24 декабря конвой по случаю рождества устроил дневку. Нам повезло, конюшня была шикарная, на полу слой навоза и соломы, все окна были целы. В день рождества с утра жители принесли много еды, так что хватило всем. Дележка полученной еды была процедурой, схожей со священнодействием. Полученное на пятерых делилось на кучки, затем один отворачивался и, не глядя, говорил, кому из пяти досталась очередная кучка. Даже хлеб, который делился строго по весу, распределялся таким же образам, ибо горбушка при одном и том же весе была выгоднее: она содержала чуть больше калорий, чем такого же веса мякиш. Почти у каждого пленного были весы – палочка с веревкой посередине. На концах палочки, также на веревочках, висели два деревянных колышка, которые при взвешивании втыкались в кусочки хлеба, вареную картошку, крутую мамалыгу. Но главное, что у каждого пленного должно быть всегда наготове – это котелок (миска, банка – все равно). У пленного без котелка шансов помереть от голода и его последствий было втрое больше, чем у его товарища, обладавшего этим сверхнеобходимым предметом.
В армии, во всяком случае в пехоте, в то время самым важным предметом солдатского обихода считалась ложка, которая обычно хранилась за обмотками или за голенищами сапог и любовно именовалась солдатами «автоматом». В плену при наличии хотя бы одной руки и какого-либо котелка ложка не считалась очень уж необходимой. Такая вот своеобразная переоценка ценностей.

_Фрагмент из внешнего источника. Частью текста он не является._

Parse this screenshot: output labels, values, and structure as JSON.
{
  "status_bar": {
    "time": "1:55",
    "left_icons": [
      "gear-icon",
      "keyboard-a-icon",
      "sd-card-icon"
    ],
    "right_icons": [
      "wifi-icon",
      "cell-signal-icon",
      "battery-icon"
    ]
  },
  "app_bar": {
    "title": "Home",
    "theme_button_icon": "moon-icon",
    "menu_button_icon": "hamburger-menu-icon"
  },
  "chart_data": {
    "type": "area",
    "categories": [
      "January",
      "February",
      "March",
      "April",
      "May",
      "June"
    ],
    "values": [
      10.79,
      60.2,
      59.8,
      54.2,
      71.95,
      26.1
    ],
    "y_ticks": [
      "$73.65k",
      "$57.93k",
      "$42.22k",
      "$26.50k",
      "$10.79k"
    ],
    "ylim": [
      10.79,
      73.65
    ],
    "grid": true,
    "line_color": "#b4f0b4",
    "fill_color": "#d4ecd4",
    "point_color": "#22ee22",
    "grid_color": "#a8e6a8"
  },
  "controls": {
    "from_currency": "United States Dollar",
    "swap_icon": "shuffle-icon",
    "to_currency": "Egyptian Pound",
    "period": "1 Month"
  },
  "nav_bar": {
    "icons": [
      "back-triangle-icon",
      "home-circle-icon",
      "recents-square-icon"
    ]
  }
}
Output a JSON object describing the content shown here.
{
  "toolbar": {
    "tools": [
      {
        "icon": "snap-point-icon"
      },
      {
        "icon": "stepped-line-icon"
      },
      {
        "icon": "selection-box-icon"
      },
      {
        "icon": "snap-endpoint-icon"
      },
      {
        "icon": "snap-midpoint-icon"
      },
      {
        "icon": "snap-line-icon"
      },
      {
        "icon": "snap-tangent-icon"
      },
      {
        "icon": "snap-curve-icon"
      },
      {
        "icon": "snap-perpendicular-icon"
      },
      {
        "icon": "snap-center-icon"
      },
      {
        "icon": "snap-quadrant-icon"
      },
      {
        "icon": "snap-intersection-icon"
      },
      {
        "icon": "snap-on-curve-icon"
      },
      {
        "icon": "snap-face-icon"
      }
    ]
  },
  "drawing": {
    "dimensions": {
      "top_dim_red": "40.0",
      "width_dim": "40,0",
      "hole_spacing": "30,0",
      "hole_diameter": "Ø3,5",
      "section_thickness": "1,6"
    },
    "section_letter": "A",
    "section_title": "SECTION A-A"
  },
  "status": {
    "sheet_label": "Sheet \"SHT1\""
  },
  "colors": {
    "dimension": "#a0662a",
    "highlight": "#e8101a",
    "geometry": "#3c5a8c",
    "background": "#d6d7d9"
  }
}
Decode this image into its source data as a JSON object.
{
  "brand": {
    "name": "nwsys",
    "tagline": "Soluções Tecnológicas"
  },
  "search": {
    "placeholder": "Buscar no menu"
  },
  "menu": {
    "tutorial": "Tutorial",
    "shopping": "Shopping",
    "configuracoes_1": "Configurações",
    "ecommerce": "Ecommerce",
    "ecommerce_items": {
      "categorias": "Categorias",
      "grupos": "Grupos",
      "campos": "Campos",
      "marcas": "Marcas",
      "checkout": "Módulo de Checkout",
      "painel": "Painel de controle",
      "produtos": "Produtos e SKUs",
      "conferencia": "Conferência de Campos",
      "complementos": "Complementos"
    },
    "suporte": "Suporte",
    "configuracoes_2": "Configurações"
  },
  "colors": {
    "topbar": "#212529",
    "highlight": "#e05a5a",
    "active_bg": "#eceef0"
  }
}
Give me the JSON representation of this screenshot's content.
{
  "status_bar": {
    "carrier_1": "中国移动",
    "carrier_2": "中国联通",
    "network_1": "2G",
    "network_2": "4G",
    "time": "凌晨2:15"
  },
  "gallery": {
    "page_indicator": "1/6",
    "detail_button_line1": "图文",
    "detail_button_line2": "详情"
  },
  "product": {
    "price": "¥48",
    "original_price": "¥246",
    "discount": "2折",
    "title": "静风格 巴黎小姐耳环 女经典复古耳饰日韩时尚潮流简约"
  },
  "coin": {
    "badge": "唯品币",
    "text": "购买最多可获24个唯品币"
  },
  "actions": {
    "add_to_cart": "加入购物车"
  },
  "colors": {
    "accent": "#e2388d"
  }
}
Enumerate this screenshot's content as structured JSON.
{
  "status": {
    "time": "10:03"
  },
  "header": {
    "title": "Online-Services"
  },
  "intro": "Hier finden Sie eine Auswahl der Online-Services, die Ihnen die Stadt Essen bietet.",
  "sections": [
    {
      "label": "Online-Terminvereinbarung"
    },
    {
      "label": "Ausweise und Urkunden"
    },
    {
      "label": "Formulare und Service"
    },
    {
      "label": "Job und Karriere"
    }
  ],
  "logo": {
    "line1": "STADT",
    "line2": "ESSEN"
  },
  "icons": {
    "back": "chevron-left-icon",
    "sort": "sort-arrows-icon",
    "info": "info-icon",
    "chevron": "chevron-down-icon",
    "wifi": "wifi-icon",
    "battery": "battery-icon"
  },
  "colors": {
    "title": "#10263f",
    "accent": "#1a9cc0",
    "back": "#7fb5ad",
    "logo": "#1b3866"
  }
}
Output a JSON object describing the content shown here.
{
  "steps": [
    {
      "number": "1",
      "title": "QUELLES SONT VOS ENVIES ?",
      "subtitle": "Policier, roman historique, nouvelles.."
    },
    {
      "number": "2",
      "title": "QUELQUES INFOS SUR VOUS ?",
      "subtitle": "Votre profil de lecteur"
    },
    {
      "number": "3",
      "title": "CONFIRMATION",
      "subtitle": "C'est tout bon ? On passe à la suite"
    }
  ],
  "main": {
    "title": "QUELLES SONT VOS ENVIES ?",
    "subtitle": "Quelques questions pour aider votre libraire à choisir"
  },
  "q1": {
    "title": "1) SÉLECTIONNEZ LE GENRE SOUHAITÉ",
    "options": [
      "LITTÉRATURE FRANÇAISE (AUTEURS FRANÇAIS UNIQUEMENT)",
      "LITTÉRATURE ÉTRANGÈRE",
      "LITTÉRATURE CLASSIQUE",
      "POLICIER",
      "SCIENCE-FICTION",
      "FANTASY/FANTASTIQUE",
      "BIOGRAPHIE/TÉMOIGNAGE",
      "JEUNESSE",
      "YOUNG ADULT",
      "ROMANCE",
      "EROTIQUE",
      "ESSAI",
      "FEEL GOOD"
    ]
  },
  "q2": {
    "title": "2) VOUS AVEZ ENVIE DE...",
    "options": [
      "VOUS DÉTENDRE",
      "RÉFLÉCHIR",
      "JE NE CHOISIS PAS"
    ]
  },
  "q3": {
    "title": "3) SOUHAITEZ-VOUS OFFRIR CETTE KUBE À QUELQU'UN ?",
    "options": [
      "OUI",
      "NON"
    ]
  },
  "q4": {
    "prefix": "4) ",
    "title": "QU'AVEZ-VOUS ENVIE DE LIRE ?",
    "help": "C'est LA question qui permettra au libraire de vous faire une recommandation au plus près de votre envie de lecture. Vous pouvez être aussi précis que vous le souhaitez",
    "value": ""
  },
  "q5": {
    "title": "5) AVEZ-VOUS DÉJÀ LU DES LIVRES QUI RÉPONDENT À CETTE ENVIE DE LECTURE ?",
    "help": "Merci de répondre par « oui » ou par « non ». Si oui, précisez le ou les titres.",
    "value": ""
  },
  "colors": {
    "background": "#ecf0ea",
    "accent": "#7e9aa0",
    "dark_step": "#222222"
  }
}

Вечером фрицы открыли стрельбу, видно, понапивались, заразы, смена караула вокруг конюшни сопровождалась разговорами на более громких тонах, чем обычно. Назавтра обычным порядком тронулись в путь, который теперь пролегал через лес. Это был беспокойный день. Вахманы все время орали, заставляя идти кучно, не растягиваясь. Из их отрывочных разговоров между собой я понял, что они боятся партизан. Опять в душу начала закрадываться надежда. На этом отрезке пути почти не было отстающих, ибо теперь уже фрицы таких не подгоняли, а немедленно приканчивали, и делал это в основном цугфюрер собственноручно или с помощью своих овчарок. Был он, видно, из настоящих фашистских людоедов.
На второй день после рождества добрались мы до Гайсина, вернее до гайсинского лагеря3. В лагерь вошли уже в сумерках, колонну повели сразу к кухне, дали по черпаку баланды, которая содержала в себе куски неочищенной свеклы, немного магары и изредка кусочки тоже неочищенной картошки. Баланда была холодная и прокисшая. Утром того дня, после подъема, еды мне не досталось – такое часто бывало с задними в колонне; в сумочке тоже уже было пусто, и я не удержался и съел эту проклятую баланду.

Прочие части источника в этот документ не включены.